Faut-il toujours jouer par cœur ?

Sviatoslav Richter joue en concert avec la partition. Il rejette le faux “exploit” de la mémoire et conseille aux jeunes pianistes d’adopter cette méthode qui leur permettra, dit-il, de ne pas nous assommer toute leur vie avec les mêmes programmes… Gérard Parmentier, ancien élève d’Aldo Ciccolini et de Gina Bachauer après ses études au Conservatoire de Paris, professeur au Conservatoire de Pampelune en Espagne, chef de chant à l’Opéra de Paris, grand improvisateur, nous dit son sentiment à ce sujet.

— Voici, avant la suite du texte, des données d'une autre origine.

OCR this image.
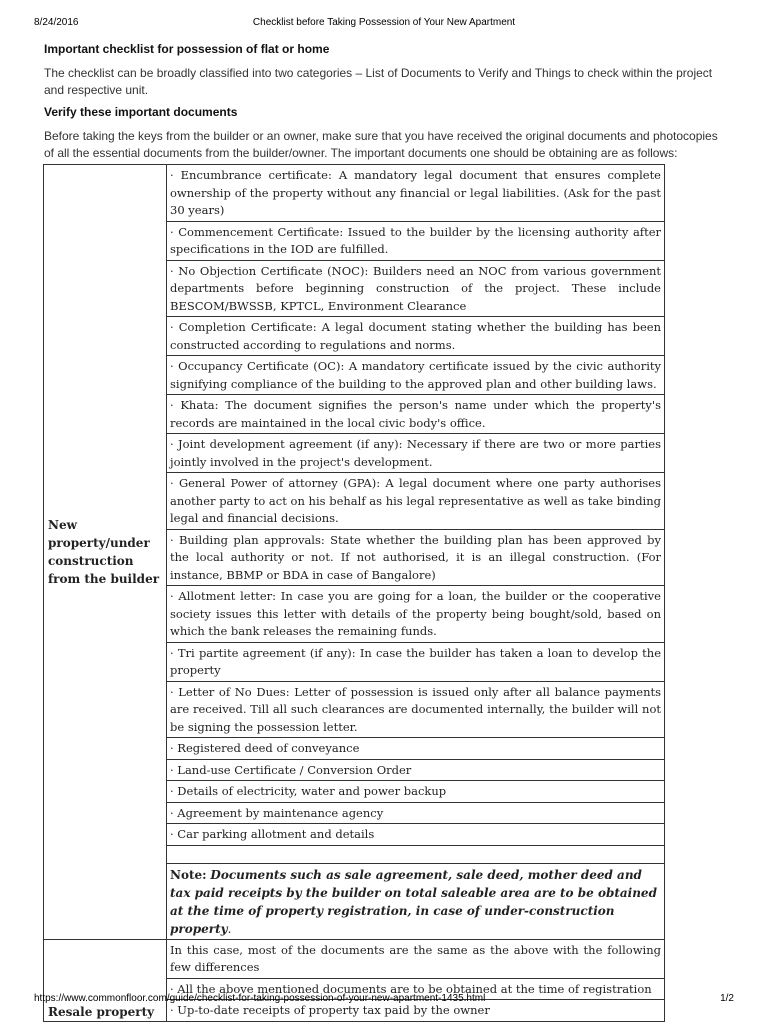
8/24/2016	Checklist before Taking Possession of Your New Apartment
Important checklist for possession of flat or home
The checklist can be broadly classified into two categories – List of Documents to Verify and Things to check within the project and respective unit.
Verify these important documents
Before taking the keys from the builder or an owner, make sure that you have received the original documents and photocopies of all the essential documents from the builder/owner. The important documents one should be obtaining are as follows:
New property/under construction from the builder	· Encumbrance certificate: A mandatory legal document that ensures complete ownership of the property without any financial or legal liabilities. (Ask for the past 30 years)
	· Commencement Certificate: Issued to the builder by the licensing authority after specifications in the IOD are fulfilled.
	· No Objection Certificate (NOC): Builders need an NOC from various government departments before beginning construction of the project. These include BESCOM/BWSSB, KPTCL, Environment Clearance
	· Completion Certificate: A legal document stating whether the building has been constructed according to regulations and norms.
	· Occupancy Certificate (OC): A mandatory certificate issued by the civic authority signifying compliance of the building to the approved plan and other building laws.
	· Khata: The document signifies the person's name under which the property's records are maintained in the local civic body's office.
	· Joint development agreement (if any): Necessary if there are two or more parties jointly involved in the project's development.
	· General Power of attorney (GPA): A legal document where one party authorises another party to act on his behalf as his legal representative as well as take binding legal and financial decisions.
	· Building plan approvals: State whether the building plan has been approved by the local authority or not. If not authorised, it is an illegal construction. (For instance, BBMP or BDA in case of Bangalore)
	· Allotment letter: In case you are going for a loan, the builder or the cooperative society issues this letter with details of the property being bought/sold, based on which the bank releases the remaining funds.
	· Tri partite agreement (if any): In case the builder has taken a loan to develop the property
	· Letter of No Dues: Letter of possession is issued only after all balance payments are received. Till all such clearances are documented internally, the builder will not be signing the possession letter.
	· Registered deed of conveyance
	· Land-use Certificate / Conversion Order
	· Details of electricity, water and power backup
	· Agreement by maintenance agency
	· Car parking allotment and details

	Note: Documents such as sale agreement, sale deed, mother deed and tax paid receipts by the builder on total saleable area are to be obtained at the time of property registration, in case of under-construction property.
Resale property	In this case, most of the documents are the same as the above with the following few differences
	· All the above mentioned documents are to be obtained at the time of registration
	· Up-to-date receipts of property tax paid by the owner
https://www.commonfloor.com/guide/checklist-for-taking-possession-of-your-new-apartment-1435.html	1/2
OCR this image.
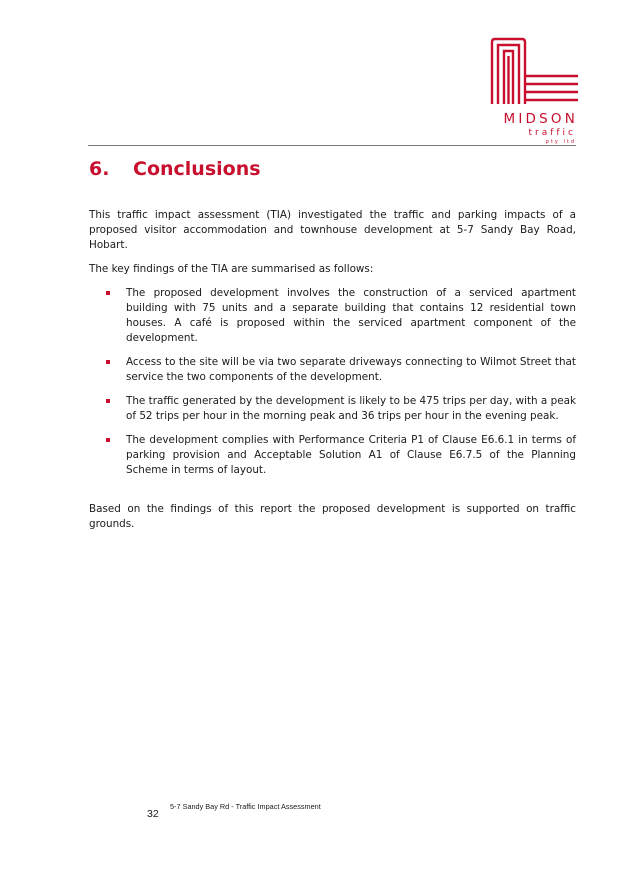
MIDSON
traffic
pty ltd
6.	Conclusions

This traffic impact assessment (TIA) investigated the traffic and parking impacts of a proposed visitor accommodation and townhouse development at 5-7 Sandy Bay Road, Hobart.

The key findings of the TIA are summarised as follows:

The proposed development involves the construction of a serviced apartment building with 75 units and a separate building that contains 12 residential town houses. A café is proposed within the serviced apartment component of the development.
Access to the site will be via two separate driveways connecting to Wilmot Street that service the two components of the development.
The traffic generated by the development is likely to be 475 trips per day, with a peak of 52 trips per hour in the morning peak and 36 trips per hour in the evening peak.
The development complies with Performance Criteria P1 of Clause E6.6.1 in terms of parking provision and Acceptable Solution A1 of Clause E6.7.5 of the Planning Scheme in terms of layout.

Based on the findings of this report the proposed development is supported on traffic grounds.

32
5-7 Sandy Bay Rd - Traffic Impact Assessment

Ayant entendu Sviatoslav Richter — je dis bien “entendu”, et non “vu” — je compris un soir la leçon et ai décidé de faire confiance au conseil du maître. J’ai peu à peu réalisé qu’effectivement je n’étais pas tenu de jouer systématiquement de mémoire.
Le texte fait partie de l’alchimie musicale. Lorsque l’artiste joue de mémoire, il a recours à trois mémoires :
• la mémoire visuelle, qui fait défiler le texte dans sa tête ;
• la mémoire digitale, où les cellules ont pris les empreintes avec les mains sur l’instrument (cela est valable pour les chanteurs pour qui les sensations physiques sont primordiales) ;
• la mémoire auditive, qui permet par réflexe musical de suivre d’oreille les notes, qui seront effacées dans la tête.